Cellular Localization of Insulin-Like Growth Factor II mRNA in the Human Fetus and the Placenta: Detection with a Digoxigenin-Labeled cRNA Probe and Immunocytochemistry

IGF-II plays a major role in the regulation of human fetal growth and development. However, more extensive information on the cellular sites of IGF-II synthesis in the fetus would provide more insight into its role in fetal organogenesis.
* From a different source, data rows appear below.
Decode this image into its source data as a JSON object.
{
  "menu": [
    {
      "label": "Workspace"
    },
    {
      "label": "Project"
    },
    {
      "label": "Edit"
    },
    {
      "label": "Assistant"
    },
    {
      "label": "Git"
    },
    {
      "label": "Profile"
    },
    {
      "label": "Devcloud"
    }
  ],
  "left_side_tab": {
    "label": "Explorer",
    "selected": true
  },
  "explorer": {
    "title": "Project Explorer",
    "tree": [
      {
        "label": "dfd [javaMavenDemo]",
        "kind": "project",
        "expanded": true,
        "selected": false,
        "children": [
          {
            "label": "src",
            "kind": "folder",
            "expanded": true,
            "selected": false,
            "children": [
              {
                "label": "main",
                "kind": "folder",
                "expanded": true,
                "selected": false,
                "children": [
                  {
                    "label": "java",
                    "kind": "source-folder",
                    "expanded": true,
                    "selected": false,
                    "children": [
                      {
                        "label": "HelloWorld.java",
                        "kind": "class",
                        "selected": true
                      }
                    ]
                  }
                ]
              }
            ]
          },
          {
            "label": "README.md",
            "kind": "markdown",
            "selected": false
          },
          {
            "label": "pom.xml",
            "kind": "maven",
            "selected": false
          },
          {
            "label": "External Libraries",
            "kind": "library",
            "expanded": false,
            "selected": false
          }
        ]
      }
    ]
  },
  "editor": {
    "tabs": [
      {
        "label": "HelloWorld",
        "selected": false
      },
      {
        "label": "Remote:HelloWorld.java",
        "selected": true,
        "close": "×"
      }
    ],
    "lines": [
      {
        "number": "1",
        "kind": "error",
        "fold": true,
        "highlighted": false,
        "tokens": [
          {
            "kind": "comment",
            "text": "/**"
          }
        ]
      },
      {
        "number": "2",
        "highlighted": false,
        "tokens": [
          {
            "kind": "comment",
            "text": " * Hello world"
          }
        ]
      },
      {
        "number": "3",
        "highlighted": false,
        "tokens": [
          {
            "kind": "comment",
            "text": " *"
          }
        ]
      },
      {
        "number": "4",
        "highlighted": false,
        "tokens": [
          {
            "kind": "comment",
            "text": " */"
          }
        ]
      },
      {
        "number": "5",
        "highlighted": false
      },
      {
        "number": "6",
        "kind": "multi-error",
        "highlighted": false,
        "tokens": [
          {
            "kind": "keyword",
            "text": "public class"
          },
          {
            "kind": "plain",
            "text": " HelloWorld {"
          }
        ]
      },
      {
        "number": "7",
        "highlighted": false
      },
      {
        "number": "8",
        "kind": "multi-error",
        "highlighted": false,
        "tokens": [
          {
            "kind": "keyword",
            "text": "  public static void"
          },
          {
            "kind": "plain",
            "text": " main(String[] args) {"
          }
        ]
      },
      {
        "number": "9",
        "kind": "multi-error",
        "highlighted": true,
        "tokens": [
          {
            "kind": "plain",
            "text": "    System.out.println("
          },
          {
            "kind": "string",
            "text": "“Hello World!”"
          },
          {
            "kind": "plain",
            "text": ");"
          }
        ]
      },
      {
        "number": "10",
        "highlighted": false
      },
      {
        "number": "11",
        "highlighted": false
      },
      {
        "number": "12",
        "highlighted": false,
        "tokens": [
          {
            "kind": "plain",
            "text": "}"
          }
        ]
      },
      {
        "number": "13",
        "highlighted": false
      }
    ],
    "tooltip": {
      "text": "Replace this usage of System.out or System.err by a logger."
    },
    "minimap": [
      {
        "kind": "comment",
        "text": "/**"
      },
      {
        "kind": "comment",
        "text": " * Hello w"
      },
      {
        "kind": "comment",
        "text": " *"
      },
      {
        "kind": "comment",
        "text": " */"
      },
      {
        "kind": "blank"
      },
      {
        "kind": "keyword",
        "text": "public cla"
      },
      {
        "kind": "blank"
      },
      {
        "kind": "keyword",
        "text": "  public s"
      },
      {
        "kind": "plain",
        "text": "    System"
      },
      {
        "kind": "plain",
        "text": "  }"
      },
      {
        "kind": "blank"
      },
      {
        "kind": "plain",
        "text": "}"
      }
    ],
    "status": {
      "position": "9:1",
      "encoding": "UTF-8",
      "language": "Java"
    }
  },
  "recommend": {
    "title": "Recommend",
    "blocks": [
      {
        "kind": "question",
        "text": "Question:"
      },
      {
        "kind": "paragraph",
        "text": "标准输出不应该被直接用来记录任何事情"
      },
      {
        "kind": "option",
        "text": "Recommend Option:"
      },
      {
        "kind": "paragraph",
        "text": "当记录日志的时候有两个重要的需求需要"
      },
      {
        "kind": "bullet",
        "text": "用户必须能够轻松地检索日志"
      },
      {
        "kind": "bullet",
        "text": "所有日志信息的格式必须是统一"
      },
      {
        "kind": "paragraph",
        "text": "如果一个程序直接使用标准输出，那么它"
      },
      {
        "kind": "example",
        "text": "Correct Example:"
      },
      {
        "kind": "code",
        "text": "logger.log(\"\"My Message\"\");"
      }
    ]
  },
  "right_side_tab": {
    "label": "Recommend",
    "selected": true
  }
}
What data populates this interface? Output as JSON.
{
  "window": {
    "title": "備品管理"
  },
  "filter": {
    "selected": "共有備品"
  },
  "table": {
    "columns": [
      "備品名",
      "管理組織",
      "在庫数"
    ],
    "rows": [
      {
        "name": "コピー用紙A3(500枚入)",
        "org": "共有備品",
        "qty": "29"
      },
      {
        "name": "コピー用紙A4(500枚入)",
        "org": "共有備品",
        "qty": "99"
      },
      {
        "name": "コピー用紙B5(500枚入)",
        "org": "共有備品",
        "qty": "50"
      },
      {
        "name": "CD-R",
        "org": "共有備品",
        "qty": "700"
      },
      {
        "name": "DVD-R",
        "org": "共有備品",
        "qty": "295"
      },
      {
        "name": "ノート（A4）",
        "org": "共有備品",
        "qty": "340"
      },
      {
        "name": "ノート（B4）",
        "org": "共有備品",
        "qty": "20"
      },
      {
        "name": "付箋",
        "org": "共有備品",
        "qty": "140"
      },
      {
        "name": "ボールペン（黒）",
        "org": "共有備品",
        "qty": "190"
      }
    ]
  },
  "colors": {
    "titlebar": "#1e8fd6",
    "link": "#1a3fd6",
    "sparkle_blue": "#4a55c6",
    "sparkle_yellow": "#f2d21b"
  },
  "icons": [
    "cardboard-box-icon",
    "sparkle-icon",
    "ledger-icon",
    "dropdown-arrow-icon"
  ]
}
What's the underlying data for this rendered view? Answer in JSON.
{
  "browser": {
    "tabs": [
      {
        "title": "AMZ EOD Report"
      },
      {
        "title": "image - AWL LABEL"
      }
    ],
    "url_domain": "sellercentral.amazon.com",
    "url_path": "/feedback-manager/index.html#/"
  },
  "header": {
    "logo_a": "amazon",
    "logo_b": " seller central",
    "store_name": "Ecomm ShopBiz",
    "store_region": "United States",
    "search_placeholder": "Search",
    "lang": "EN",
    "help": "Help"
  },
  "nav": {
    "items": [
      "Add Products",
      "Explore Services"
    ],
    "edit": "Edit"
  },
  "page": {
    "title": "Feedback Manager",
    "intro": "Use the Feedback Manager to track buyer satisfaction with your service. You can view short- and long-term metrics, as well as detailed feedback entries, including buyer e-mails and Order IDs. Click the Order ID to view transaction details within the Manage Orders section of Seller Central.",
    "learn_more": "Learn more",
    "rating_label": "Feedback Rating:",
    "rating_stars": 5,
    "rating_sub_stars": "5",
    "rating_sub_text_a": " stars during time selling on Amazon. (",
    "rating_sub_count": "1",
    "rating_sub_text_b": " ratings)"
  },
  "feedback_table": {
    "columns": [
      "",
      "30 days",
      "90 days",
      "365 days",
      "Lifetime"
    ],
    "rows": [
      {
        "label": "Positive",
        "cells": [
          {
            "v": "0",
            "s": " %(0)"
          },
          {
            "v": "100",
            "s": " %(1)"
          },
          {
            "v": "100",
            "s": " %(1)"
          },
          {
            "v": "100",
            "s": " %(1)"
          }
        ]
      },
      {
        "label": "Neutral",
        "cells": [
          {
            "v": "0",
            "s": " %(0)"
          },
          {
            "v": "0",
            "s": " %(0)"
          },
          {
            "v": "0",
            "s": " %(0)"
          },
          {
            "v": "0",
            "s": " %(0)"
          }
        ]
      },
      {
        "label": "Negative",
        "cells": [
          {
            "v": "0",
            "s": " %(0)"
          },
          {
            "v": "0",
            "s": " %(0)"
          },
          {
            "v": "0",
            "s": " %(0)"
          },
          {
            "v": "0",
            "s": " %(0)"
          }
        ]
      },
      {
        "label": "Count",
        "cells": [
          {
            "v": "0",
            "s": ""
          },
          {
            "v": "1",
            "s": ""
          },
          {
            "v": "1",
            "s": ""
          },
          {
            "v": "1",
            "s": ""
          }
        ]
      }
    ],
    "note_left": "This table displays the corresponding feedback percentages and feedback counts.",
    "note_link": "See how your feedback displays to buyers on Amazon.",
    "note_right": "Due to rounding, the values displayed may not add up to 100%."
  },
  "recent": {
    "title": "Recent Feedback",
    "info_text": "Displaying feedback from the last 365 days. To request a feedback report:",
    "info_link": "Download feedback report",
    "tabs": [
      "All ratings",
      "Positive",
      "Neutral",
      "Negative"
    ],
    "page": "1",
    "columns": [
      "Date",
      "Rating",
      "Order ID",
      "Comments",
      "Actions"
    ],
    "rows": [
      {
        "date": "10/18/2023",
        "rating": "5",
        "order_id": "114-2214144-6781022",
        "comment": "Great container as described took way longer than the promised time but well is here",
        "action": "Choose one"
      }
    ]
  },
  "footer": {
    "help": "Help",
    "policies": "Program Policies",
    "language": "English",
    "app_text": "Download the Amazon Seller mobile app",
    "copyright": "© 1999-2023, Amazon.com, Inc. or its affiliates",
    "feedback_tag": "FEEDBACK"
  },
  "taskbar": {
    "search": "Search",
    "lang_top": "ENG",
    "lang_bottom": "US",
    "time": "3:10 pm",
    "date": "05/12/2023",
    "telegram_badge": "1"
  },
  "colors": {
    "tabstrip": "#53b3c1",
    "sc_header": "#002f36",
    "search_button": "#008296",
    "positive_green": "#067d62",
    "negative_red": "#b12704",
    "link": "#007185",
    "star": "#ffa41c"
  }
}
Thus we have determined the sites of IGF-II synthesis in 18-26-wk gestation human fetal tissues using in situ hybridization with a digoxigenin-labeled cRNA probe to localize IGF-II mRNA in fetal liver, kidney, adrenal gland, cerebral cortex, costal cartilage, skeletal muscle, and lung, and in placental tissue. In human fetal tissues it has to date been impossible to clearly assign IGF-II mRNA to epithelial cells of entodermal origin. Besides their already known localization in cell matrix and a variety of mesodermal cell types, strong IGF-II mRNA-positive signals were detected in epithelial cells in the liver (hepatocytes), bronchial and bronchiolar epithelium, undifferentiated renal tubular epithelium, mature glomerular epithelium, pelvic urothelium, and adrenal epithelial cells of the zona persistens. To identify the cellular location of immunoreactive IGF-II, we also performed immunocytochemical studies in tissues of the same fetuses. Every tissue studied except the cerebral cortex contained immunoreactive cells; however, immunostaining was generally weaker than in situ hybridization signals. Our data show that the distribution of IGF-II in human fetal tissue is much more widespread than hitherto thought. A digoxigenin-labeled detection system for IGF-II is more capable of detecting the cellular expression pattern of IGF-II than radioactive probes and is suitable for analysis of routinely prepared paraffin-embedded material.